There's something profoundly inessential about the books of Robert Harris. Fatherland has been taking up a lot of space on my bookshelves - I bought a remaindered hardcover edition - for many years without me ever feeling the urge to revisit it. Harris is one of those writers who gets An Idea and then crafts a narrative around the idea. He's a perfectly adequate writer, so the characters are workmanlike - they suffice for the work in hand - but once they've played their part in illuminating the Idea, they're not so interesting for their own sake.
I started reading The Fear Index a couple of weeks back, not expecting very much out of it, and by the end of chapter 2 I could tell that it wasn't going to be worth putting a lot of effort into getting to the end of it. It went to one side until I was coming back down from the Hidden City and grabbed an arm-load of books to have something to read while I was home. Having finished The Gone Away World, I figured to read something more disposable and resumed the Harris.
I've got a feeling that for Harris' target audience, there's a wow factor in the big reveal that drives the book. For anyone who's read any science fiction, ever, or even Frankenstein, the punch line's about as surprising as dipping into a historical novel featuring an Atlantic crossing in 1912 only to discover that there are icebergs. Genius creates computer trading system in order to exploit the extremes of algorithmic trading, only to have it become self aware; this story about computing is older than actual computing, if I had the patience to look it up.

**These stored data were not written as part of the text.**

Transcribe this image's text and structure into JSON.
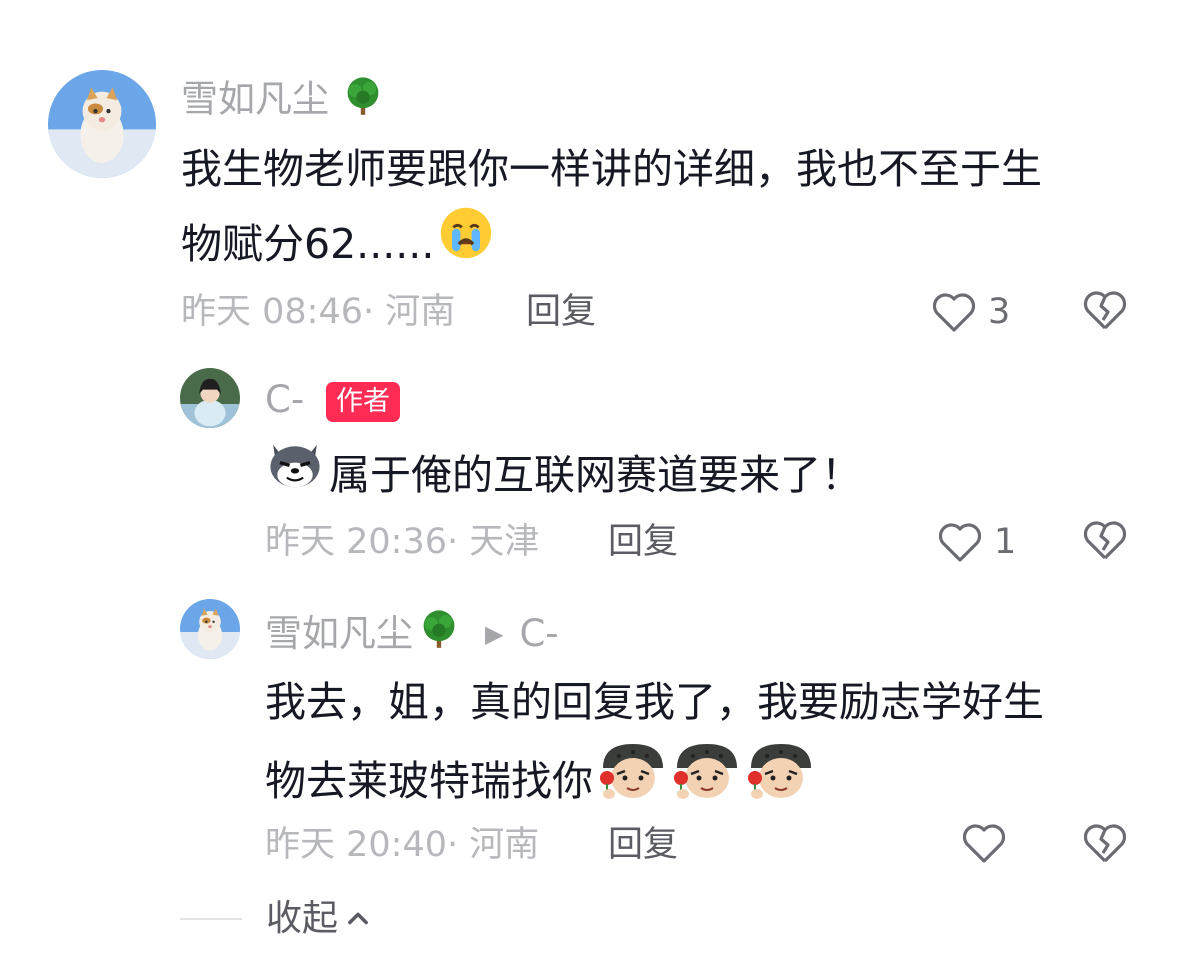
{
  "comments": [
    {
      "user": "雪如凡尘",
      "user_badge_icon": "tree-icon",
      "text_line1": "我生物老师要跟你一样讲的详细，我也不至于生",
      "text_line2": "物赋分62......",
      "emoji": "crying-face-emoji",
      "time": "昨天 08:46",
      "location": "· 河南",
      "reply_label": "回复",
      "likes": "3"
    },
    {
      "user": "C-",
      "author_badge": "作者",
      "emoji": "wolf-face-emoji",
      "text": "属于俺的互联网赛道要来了！",
      "time": "昨天 20:36",
      "location": "· 天津",
      "reply_label": "回复",
      "likes": "1"
    },
    {
      "user": "雪如凡尘",
      "user_badge_icon": "tree-icon",
      "reply_to": "C-",
      "text_line1": "我去，姐，真的回复我了，我要励志学好生",
      "text_line2": "物去莱玻特瑞找你",
      "emoji": "soldier-with-rose-emoji",
      "time": "昨天 20:40",
      "location": "· 河南",
      "reply_label": "回复",
      "likes": ""
    }
  ],
  "collapse_label": "收起",
  "colors": {
    "author_badge": "#fe2c55",
    "muted_text": "#a6a7ab",
    "body_text": "#161823"
  }
}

It's very competently carried off; everything's in its place and there's a praiseworthy effort to respect the Aristotelian unities by having everything happen within a day. It's a profoundly screenplay friendly book, as you'd expect from a writer who's had most of his work turned into movies of one kind and another. In due course, it may become a movie, though it suffers a bit from a lack of relatable characters; the protagonist is the misguided genius at the centre of a hedge fund, which is a pretty hard thing to get someone to root for in the day and age.
Probably the most useful thing in the book is a half page about two thirds of the way through where one of the characters explains a hedge fund's working with an incredibly simply minded analogy. It would be a huge time saver if you ever had to explain one yourself, but that's a requirement that comes up less often than you'd expect. And once you look at the mechanics of hedging, it's hard to see how you could AVOID making money doing it; essentially, it's being a bookie with stocks and shares (and the like) rather than horses, and just like being a bookie, as long as you make sure that a) you're using other people's money; b) all your bets are balanced off against other bets so that you can't really lose and c) there are far more gamblers than bookies, it's pretty much a license to print money.
Mind you, it wasn't just the familiarity of the premise that hung heavy on my patience this afternoon; it was the familiarity of the writing. It reminded me of that patch Philip Kerr went through when he wrote high concept potboilers, including one called Gridiron, which pretty much has the same McGuffin 17 years ago, albeit with a quasi autonomous building rather than a trading system. And both of them reminded me of Michael Crichton, albeit on a bad day. Michael Crichton was not a very good writer, but in his heyday, he was a welter of genuinely new notions; you didn't read his books and think "Hang on, I've been here before." Still, I've been complaining for a while that something needs to be done to up the quality control of the stuff which is being unearthed from Crichton's sock drawer and unleashed on an unsuspecting world. You could do worse than giving the scripts to Harris.